Synthetic indices explained
Synthetic indices, also known as synthetic ETFs or synthetic funds, are financial instruments that replicate the performance of a particular index, such as the S&P 500 or the NASDAQ 100. They are called "synthetic" because they do not physically hold the underlying assets of the index, but rather use financial derivatives, such as options and futures contracts, to track the performance of the index.
Synthetic indices have become increasingly popular in recent years due to their ability to provide exposure to a broad range of assets in a cost-effective and convenient manner. They are often used as a substitute for traditional index funds, which require the physical purchase and management of the underlying assets.
One of the main benefits of synthetic indices is that they can be created to track any type of index, including those that may not be easily accessible or investible through traditional means. For example, a synthetic index may be created to track the performance of a small-cap index in an emerging market, providing investors with exposure to a specific segment of the market that may not be available through traditional index funds.
Another advantage of synthetic indices is that they can be highly customized to meet the specific investment objectives of an investor. For example, a synthetic index may be created to track the performance of a particular sector or industry, or to focus on a specific set of risk factors, such as volatility or liquidity.
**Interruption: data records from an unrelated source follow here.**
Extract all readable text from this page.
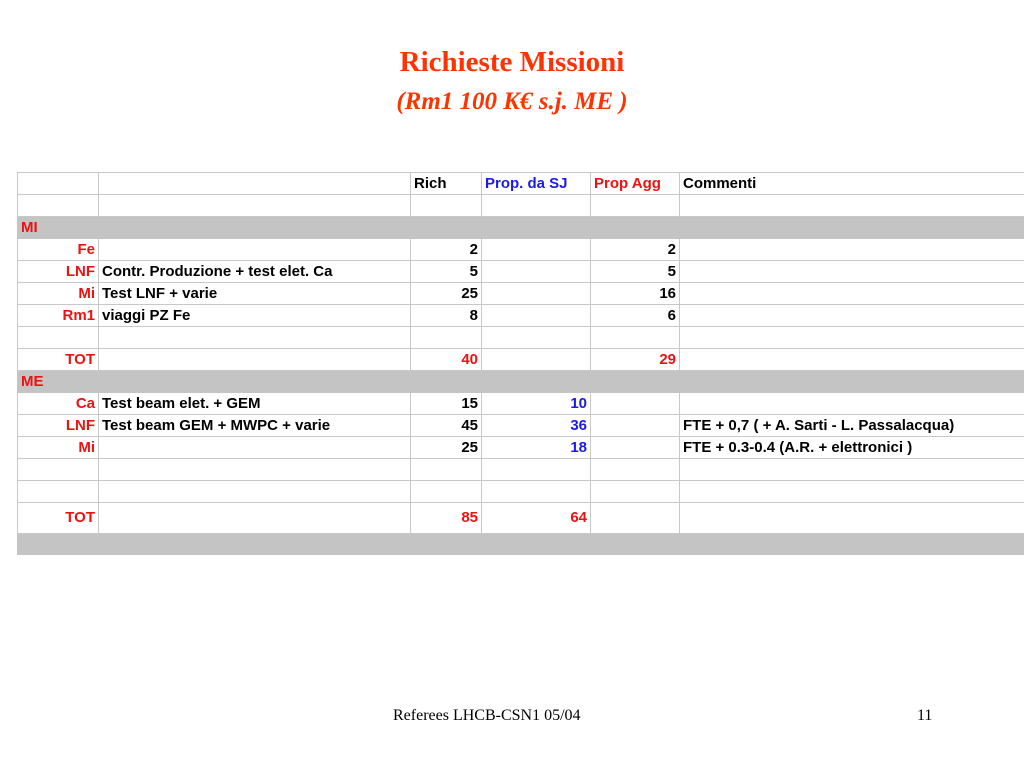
Richieste Missioni
(Rm1 100 K€ s.j. ME )
		Rich	Prop. da SJ	Prop Agg	Commenti

MI					
Fe		2		2	
LNF	Contr. Produzione + test elet. Ca	5		5	
Mi	Test LNF + varie	25		16	
Rm1	viaggi PZ Fe	8		6	

TOT		40		29	
ME					
Ca	Test beam elet. + GEM	15	10		
LNF	Test beam GEM + MWPC + varie	45	36		FTE + 0,7 ( + A. Sarti - L. Passalacqua)
Mi		25	18		FTE + 0.3-0.4 (A.R. + elettronici )

TOT		85	64		

Referees LHCB-CSN1 05/04	11
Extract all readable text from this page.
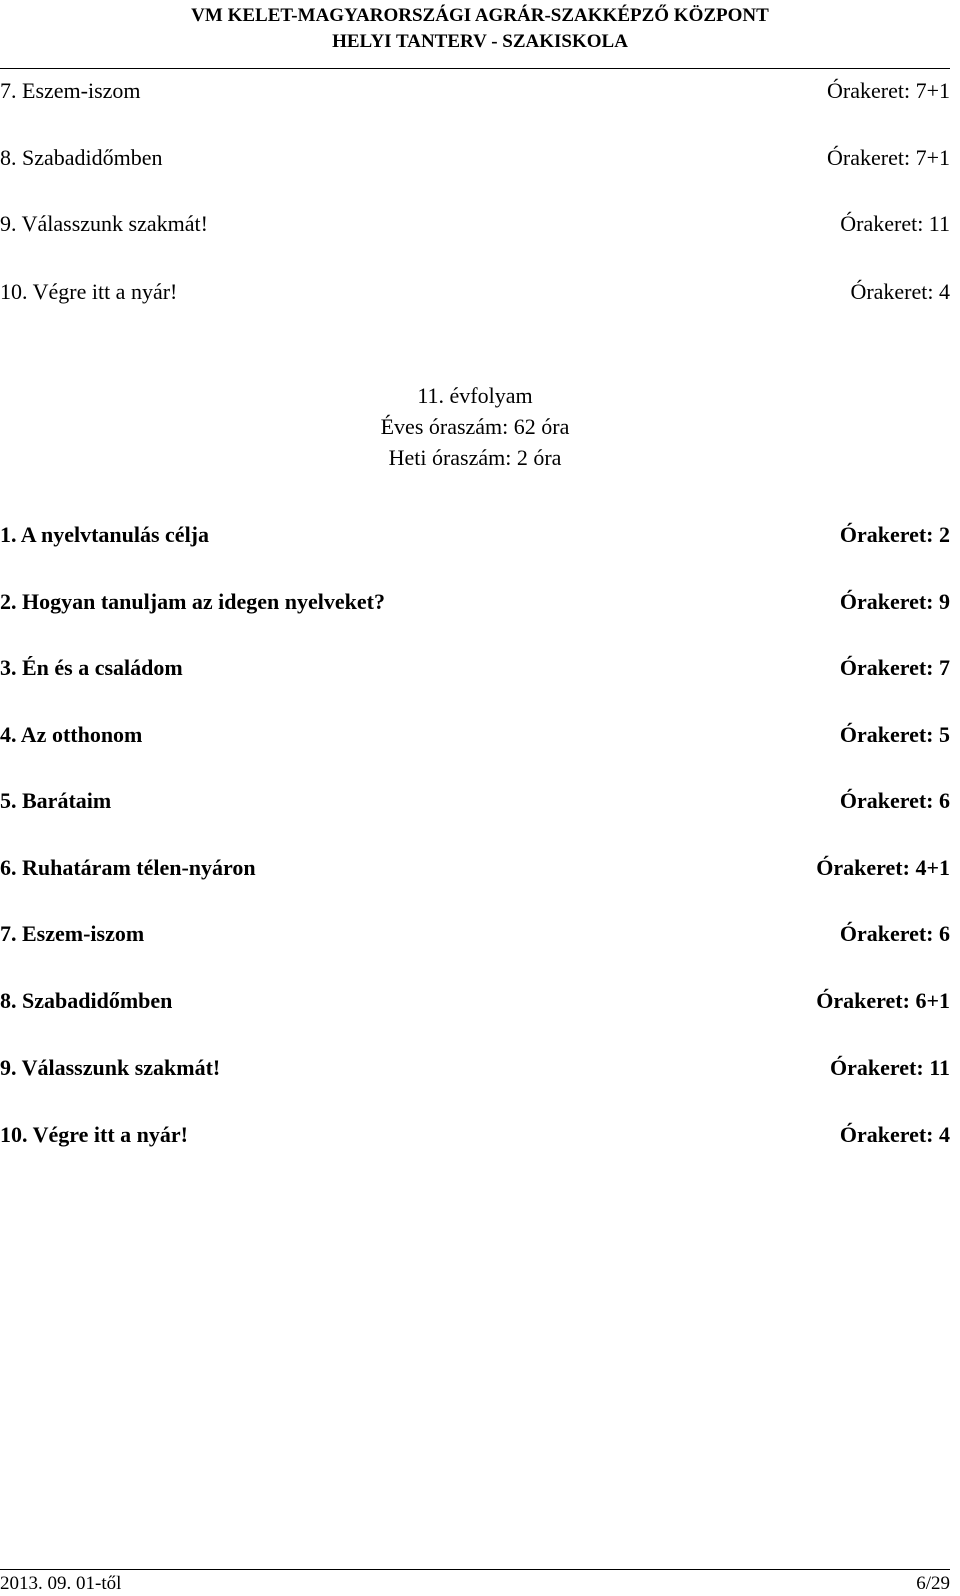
VM KELET-MAGYARORSZÁGI AGRÁR-SZAKKÉPZŐ KÖZPONT
HELYI TANTERV - SZAKISKOLA
7. Eszem-iszom	Órakeret: 7+1
8. Szabadidőmben	Órakeret: 7+1
9. Válasszunk szakmát!	Órakeret: 11
10. Végre itt a nyár!	Órakeret: 4
11. évfolyam
Éves óraszám: 62 óra
Heti óraszám: 2 óra
1. A nyelvtanulás célja	Órakeret: 2
2. Hogyan tanuljam az idegen nyelveket?	Órakeret: 9
3. Én és a családom	Órakeret: 7
4. Az otthonom	Órakeret: 5
5. Barátaim	Órakeret: 6
6. Ruhatáram télen-nyáron	Órakeret: 4+1
7. Eszem-iszom	Órakeret: 6
8. Szabadidőmben	Órakeret: 6+1
9. Válasszunk szakmát!	Órakeret: 11
10. Végre itt a nyár!	Órakeret: 4
2013. 09. 01-től	6/29
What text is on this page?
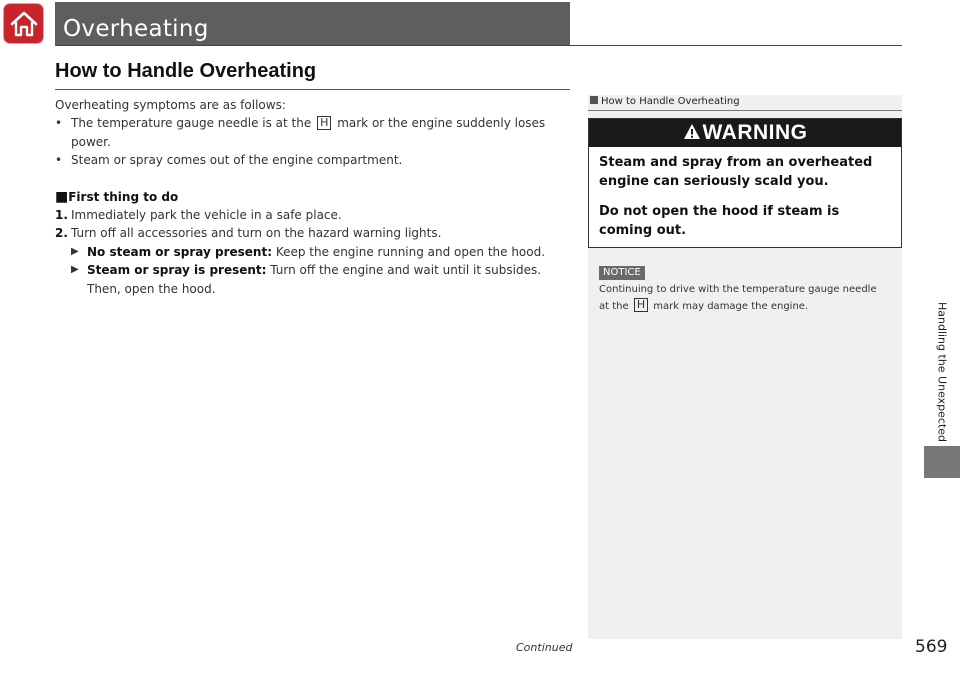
Overheating
How to Handle Overheating

Overheating symptoms are as follows:

• The temperature gauge needle is at the H mark or the engine suddenly loses power.
• Steam or spray comes out of the engine compartment.

■First thing to do

1. Immediately park the vehicle in a safe place.
2. Turn off all accessories and turn on the hazard warning lights.
▶ No steam or spray present: Keep the engine running and open the hood.
▶ Steam or spray is present: Turn off the engine and wait until it subsides. Then, open the hood.
How to Handle Overheating
WARNING

Steam and spray from an overheated engine can seriously scald you.

Do not open the hood if steam is coming out.

NOTICE
Continuing to drive with the temperature gauge needle at the H mark may damage the engine.	Handling the Unexpected
Continued	569
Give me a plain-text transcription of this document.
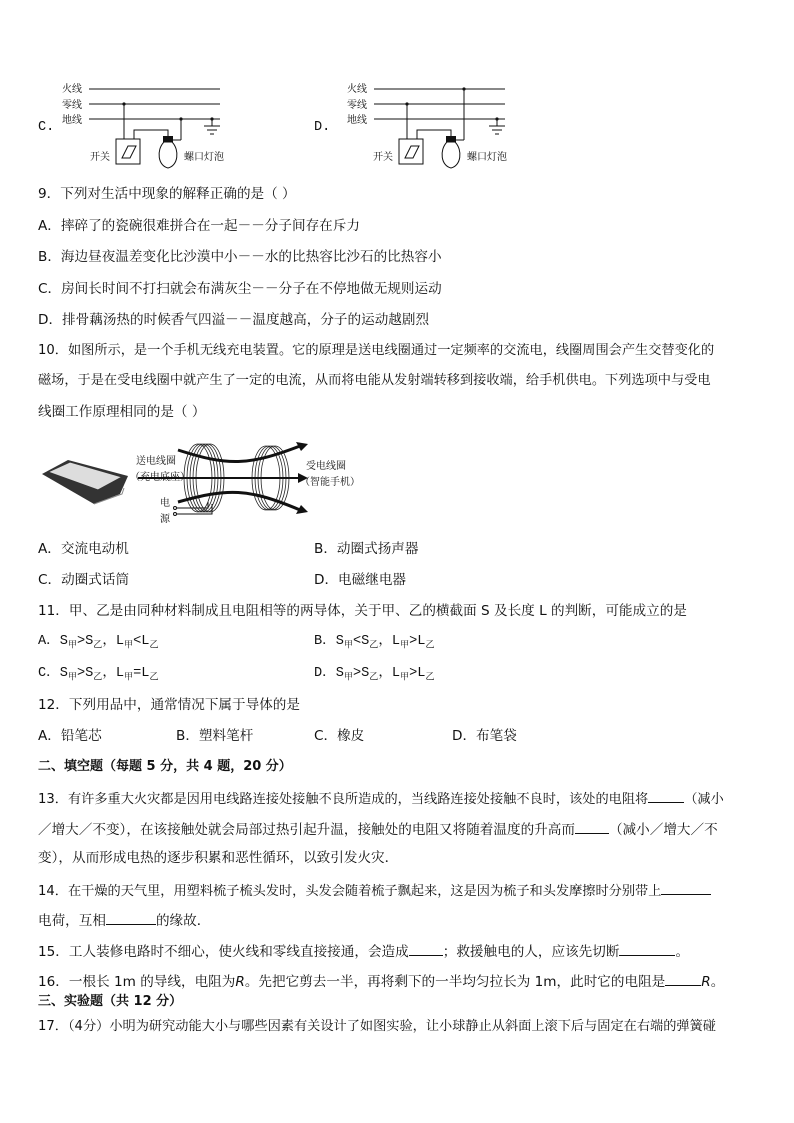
C.
火线
零线
地线
开关	螺口灯泡
D.
火线
零线
地线
开关	螺口灯泡
9．下列对生活中现象的解释正确的是（ ）
A．摔碎了的瓷碗很难拼合在一起－－分子间存在斥力
B．海边昼夜温差变化比沙漠中小－－水的比热容比沙石的比热容小
C．房间长时间不打扫就会布满灰尘－－分子在不停地做无规则运动
D．排骨藕汤热的时候香气四溢－－温度越高，分子的运动越剧烈
10．如图所示，是一个手机无线充电装置。它的原理是送电线圈通过一定频率的交流电，线圈周围会产生交替变化的
磁场，于是在受电线圈中就产生了一定的电流，从而将电能从发射端转移到接收端，给手机供电。下列选项中与受电
线圈工作原理相同的是（ ）
送电线圈
（充电底座）
受电线圈
（智能手机）
电
源
A．交流电动机	B．动圈式扬声器
C．动圈式话筒	D．电磁继电器
11．甲、乙是由同种材料制成且电阻相等的两导体，关于甲、乙的横截面 S 及长度 L 的判断，可能成立的是
A．$S_甲>S_乙$，$L_甲<L_乙$	B．$S_甲<S_乙$，$L_甲>L_乙$
C．$S_甲>S_乙$，$L_甲=L_乙$	D．$S_甲>S_乙$，$L_甲>L_乙$
12．下列用品中，通常情况下属于导体的是
A．铅笔芯	B．塑料笔杆	C．橡皮	D．布笔袋
二、填空题（每题 5 分，共 4 题，20 分）
13．有许多重大火灾都是因用电线路连接处接触不良所造成的，当线路连接处接触不良时，该处的电阻将	（减小
／增大／不变），在该接触处就会局部过热引起升温，接触处的电阻又将随着温度的升高而	（减小／增大／不
变），从而形成电热的逐步积累和恶性循环，以致引发火灾．
14．在干燥的天气里，用塑料梳子梳头发时，头发会随着梳子飘起来，这是因为梳子和头发摩擦时分别带上
电荷，互相	的缘故．
15．工人装修电路时不细心，使火线和零线直接接通，会造成	；救援触电的人，应该先切断	。
16．一根长 1m 的导线，电阻为R。先把它剪去一半，再将剩下的一半均匀拉长为 1m，此时它的电阻是	R。
三、实验题（共 12 分）
17．（4分）小明为研究动能大小与哪些因素有关设计了如图实验，让小球静止从斜面上滚下后与固定在右端的弹簧碰
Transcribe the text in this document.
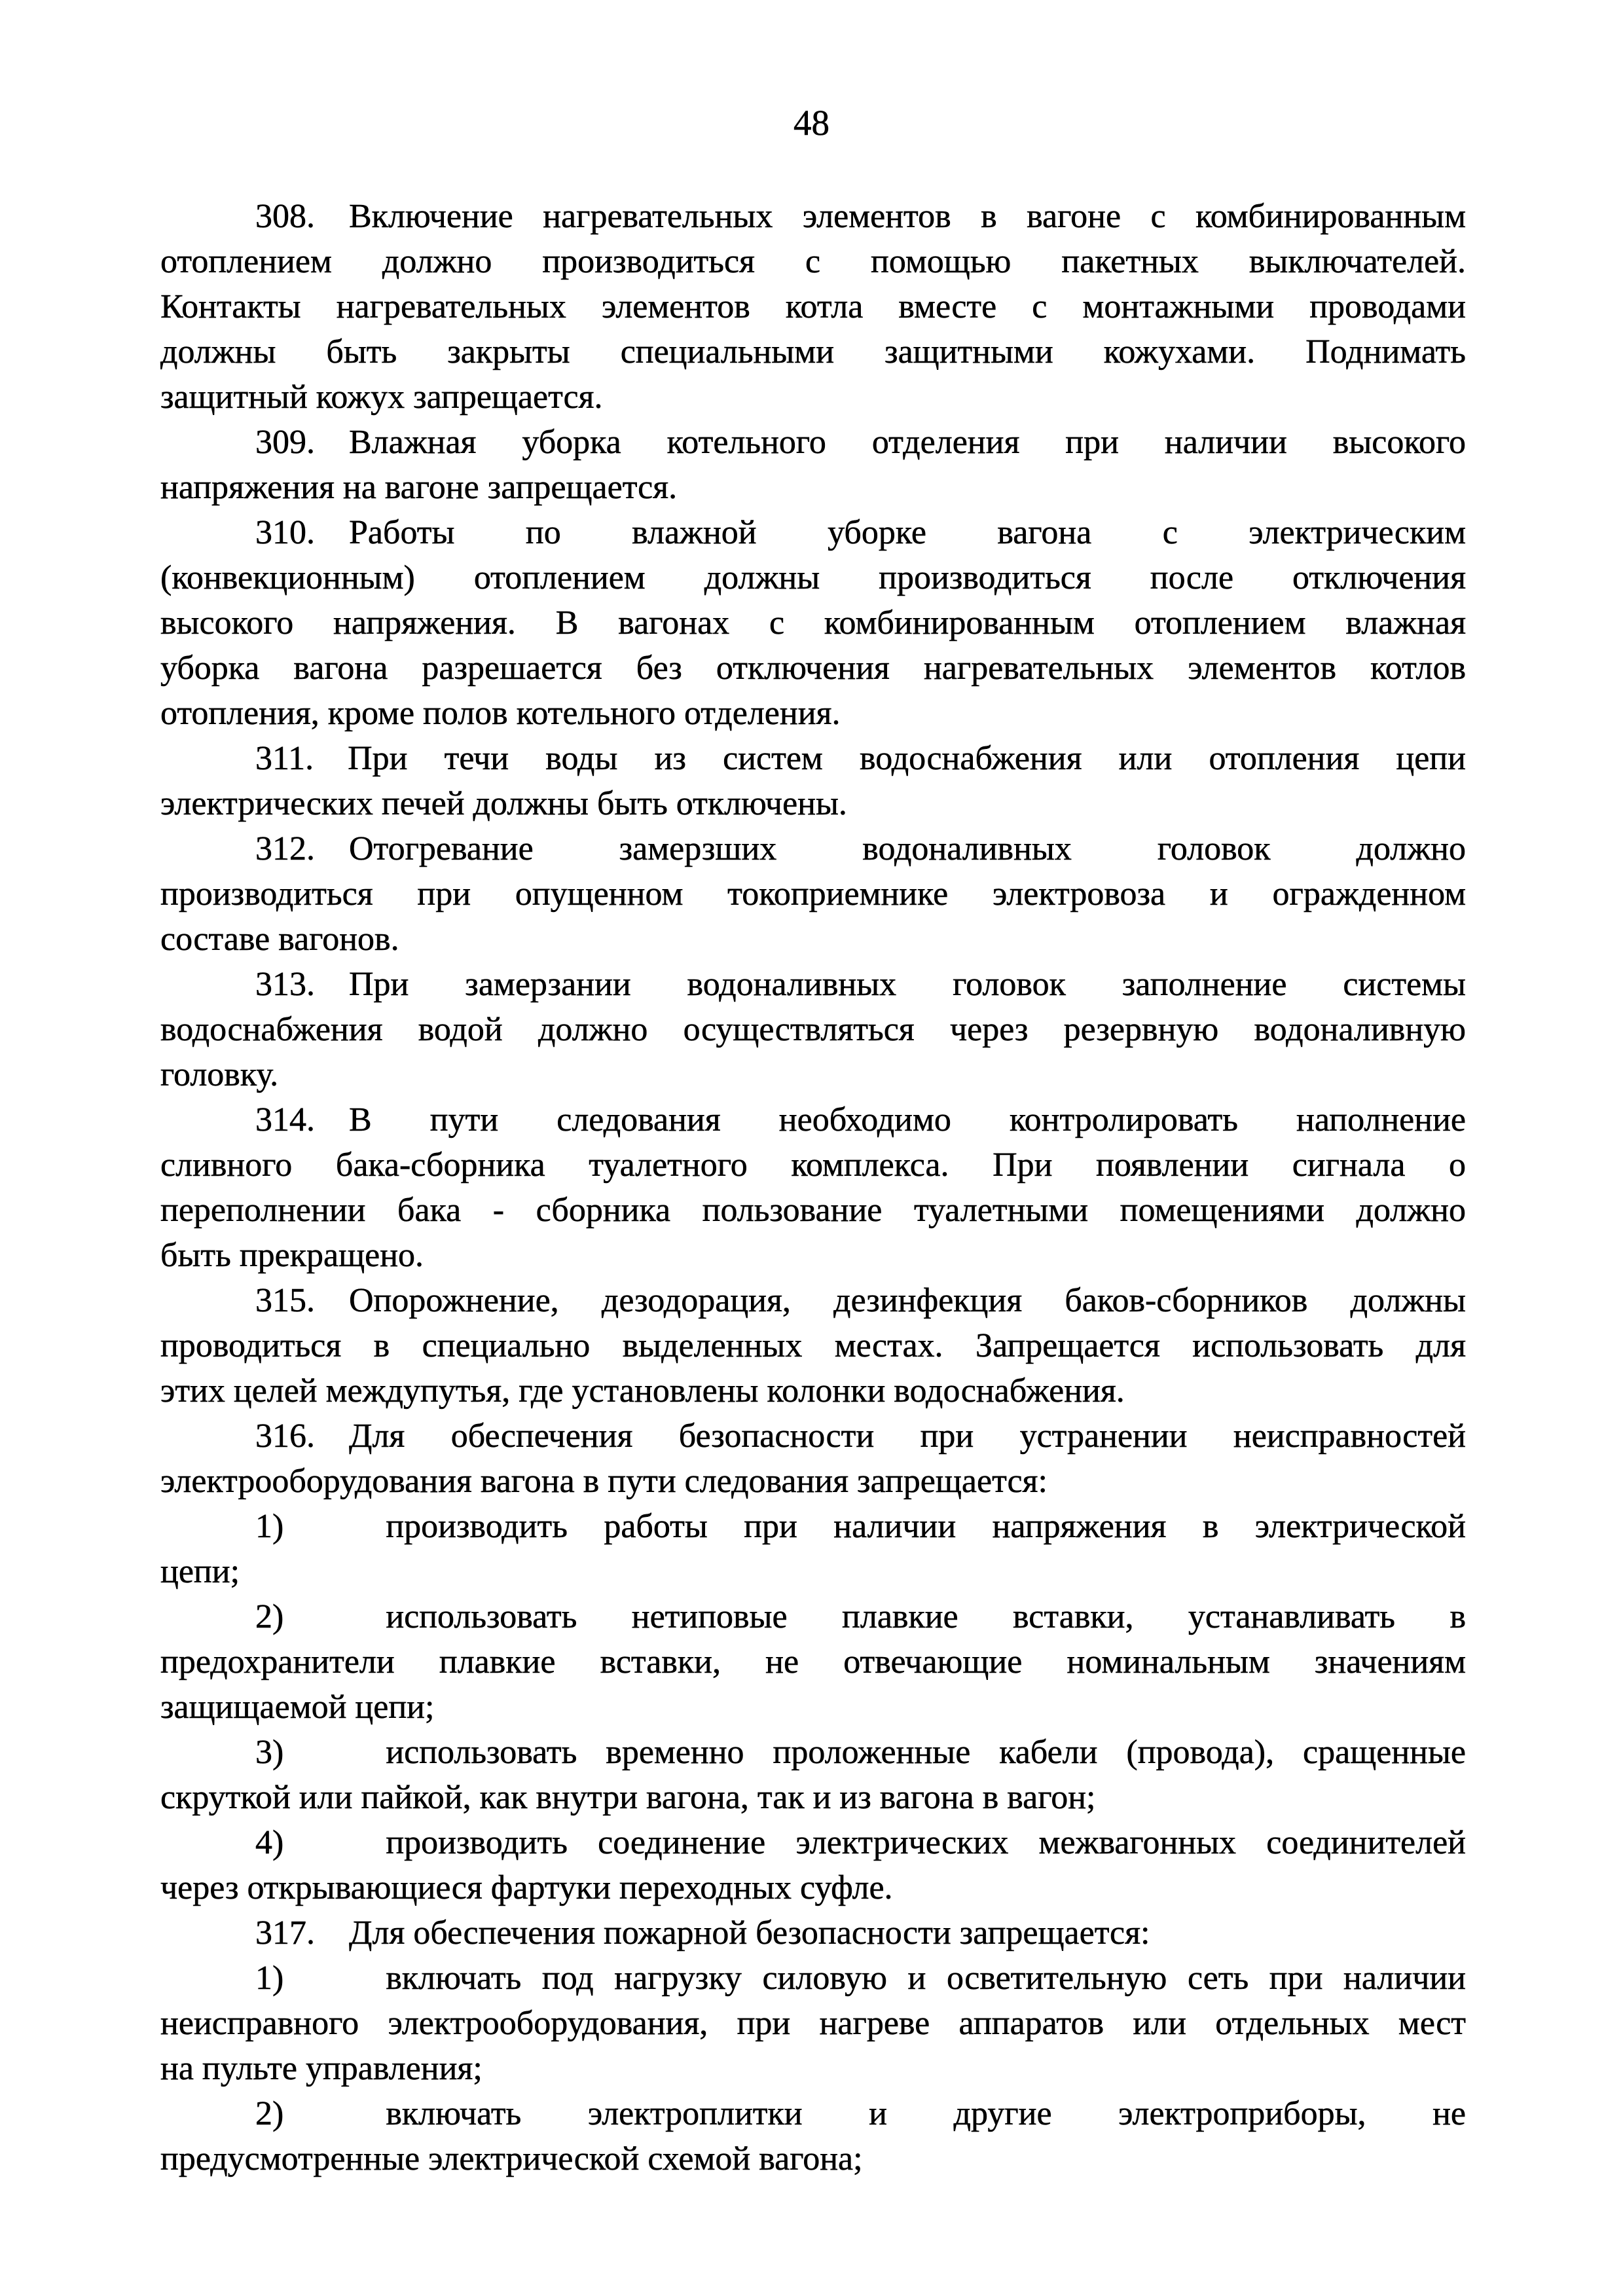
48
308.  Включение нагревательных элементов в вагоне с комбинированным
отоплением должно производиться с помощью пакетных выключателей.
Контакты нагревательных элементов котла вместе с монтажными проводами
должны быть закрыты специальными защитными кожухами. Поднимать
защитный кожух запрещается.
309.  Влажная уборка котельного отделения при наличии высокого
напряжения на вагоне запрещается.
310.  Работы по влажной уборке вагона с электрическим
(конвекционным) отоплением должны производиться после отключения
высокого напряжения. В вагонах с комбинированным отоплением влажная
уборка вагона разрешается без отключения нагревательных элементов котлов
отопления, кроме полов котельного отделения.
311.  При течи воды из систем водоснабжения или отопления цепи
электрических печей должны быть отключены.
312.  Отогревание замерзших водоналивных головок должно
производиться при опущенном токоприемнике электровоза и огражденном
составе вагонов.
313.  При замерзании водоналивных головок заполнение системы
водоснабжения водой должно осуществляться через резервную водоналивную
головку.
314.  В пути следования необходимо контролировать наполнение
сливного бака-сборника туалетного комплекса. При появлении сигнала о
переполнении бака - сборника пользование туалетными помещениями должно
быть прекращено.
315.  Опорожнение, дезодорация, дезинфекция баков-сборников должны
проводиться в специально выделенных местах. Запрещается использовать для
этих целей междупутья, где установлены колонки водоснабжения.
316.  Для обеспечения безопасности при устранении неисправностей
электрооборудования вагона в пути следования запрещается:
1)   производить работы при наличии напряжения в электрической
цепи;
2)   использовать нетиповые плавкие вставки, устанавливать в
предохранители плавкие вставки, не отвечающие номинальным значениям
защищаемой цепи;
3)   использовать временно проложенные кабели (провода), сращенные
скруткой или пайкой, как внутри вагона, так и из вагона в вагон;
4)   производить соединение электрических межвагонных соединителей
через открывающиеся фартуки переходных суфле.
317.  Для обеспечения пожарной безопасности запрещается:
1)   включать под нагрузку силовую и осветительную сеть при наличии
неисправного электрооборудования, при нагреве аппаратов или отдельных мест
на пульте управления;
2)   включать электроплитки и другие электроприборы, не
предусмотренные электрической схемой вагона;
Despite these advantages, synthetic indices also have some drawbacks. One of the main risks is the potential for counterparty default, as the performance of the index is dependent on the ability of the parties involved to fulfill their obligations under the derivatives contracts. In addition, synthetic indices may be subject to greater tracking error compared to traditional index funds, as the performance of the index may not perfectly match the underlying assets.
Overall, synthetic indices can be a useful tool for investors seeking cost-effective and convenient exposure to a particular index or market segment. However, it is important for investors to carefully consider the risks and limitations of these instruments before making an investment.